I have good credit, but lenders still don’t love what they see… What gives?
It just doesn’t seem fair. You have worked extremely hard to get a good credit score, and yet lenders are not impressed when they review your credit report. How is this even possible? For example, plenty of people report an inability to get approved for a credit card, even though they are in perfect standing repaying their multiple lines of credit on a car, house, and student loans. Folks might have a credit score well over 700, and yet cannot get a new line of credit. What is the deal? Not to fear, there is some rhyme to the reason, read on to learn more.
Every loan is different
First of all, every loan application is going to be looked at differently, depending on the type of loan you are applying for, and the different company or bank to whom are applying. Banks are all different in the way that they assess whether or not they are going to extend a new line of credit to you, so don’t necessarily be surprised if you are approved for a credit card at one bank but rejected for a card (without an explanation) with similar terms at a different bank.
Limited (if good) Credit History
Here’s the deal: Lenders need evidence that you are creditworthy. It may be that you have always paid all of your loan repayments and monthly credit card bills in full and on time, but that doesn’t mean that you’ve shown that you can be trusted with large amounts of debt over longer periods of time. Young people and those with one credit card with a low limit are regulars in this category of folks who haven’t done anything wrong, per se, but who haven’t done enough right (yet) to merit new and/or larger lines of credit
Keeping Bad Company
Sometimes your financial associates can negatively affect your credit report. Whether current or from the past, you should be aware of the records of people with whom you share bank accounts or mortgages. Credit bureaus will consider their history when looking at you, and it can have a negative impact on your creditworthiness.
A Few Other Factors
It’s possible to have a decent credit score while still making a few mistakes. Maybe you don’t manage your credit cards well in the eyes of lenders by maintaining too high of a debt to limit ratio (remember, you’re shooting for around 30% or lower), or perhaps you’ve had your limit reduced at some point. Timing of the problems could be an issue, as well. Say you have a solid credit score and are on top of your finances, but recently made a mistake and forgot to make a monthly loan repayment on time. Although your credit score will get knocked down a bit for a short time (assuming you get back on the wagon immediately), it really isn’t a huge deal for your score. However, it will show up on your credit report, and might cause a prospective lender to hesitate on approving a new line of credit due to the fact that this mistake was recent.
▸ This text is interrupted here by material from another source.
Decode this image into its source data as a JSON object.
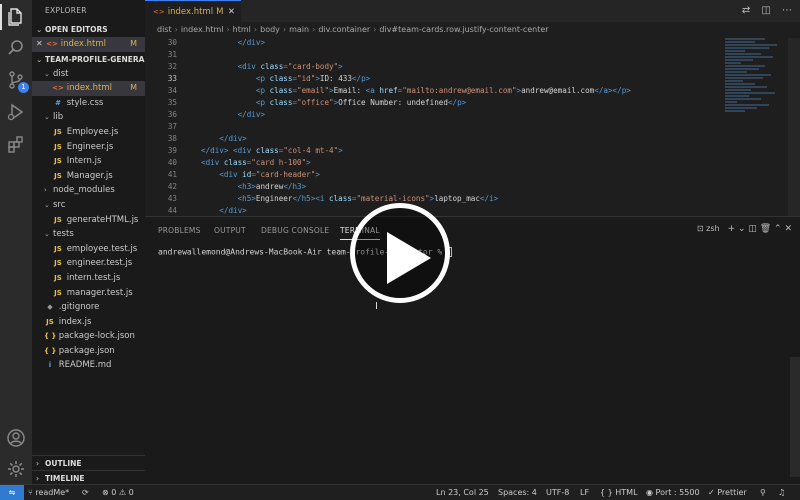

Finally, one other possibility is that there could be plain old-fashioned mistakes on one or more of your credit reports. Remember, it is extremely common for the credit bureaus to make clerical errors on reports, so if you don’t check your reports regularly and clear up any errors, you may find yourself paying for someone else’s financial irresponsibility.
Don’t feel bad if you have a good credit score but still get turned down for new credit, you are far from alone. Remember that it can take a lot of dedication and patience to get your credit history to the level you want, but it is possible. If you do get a surprise rejection, take the time to go through your credit report and review your credit card habits to look for ways to improve your creditworthiness.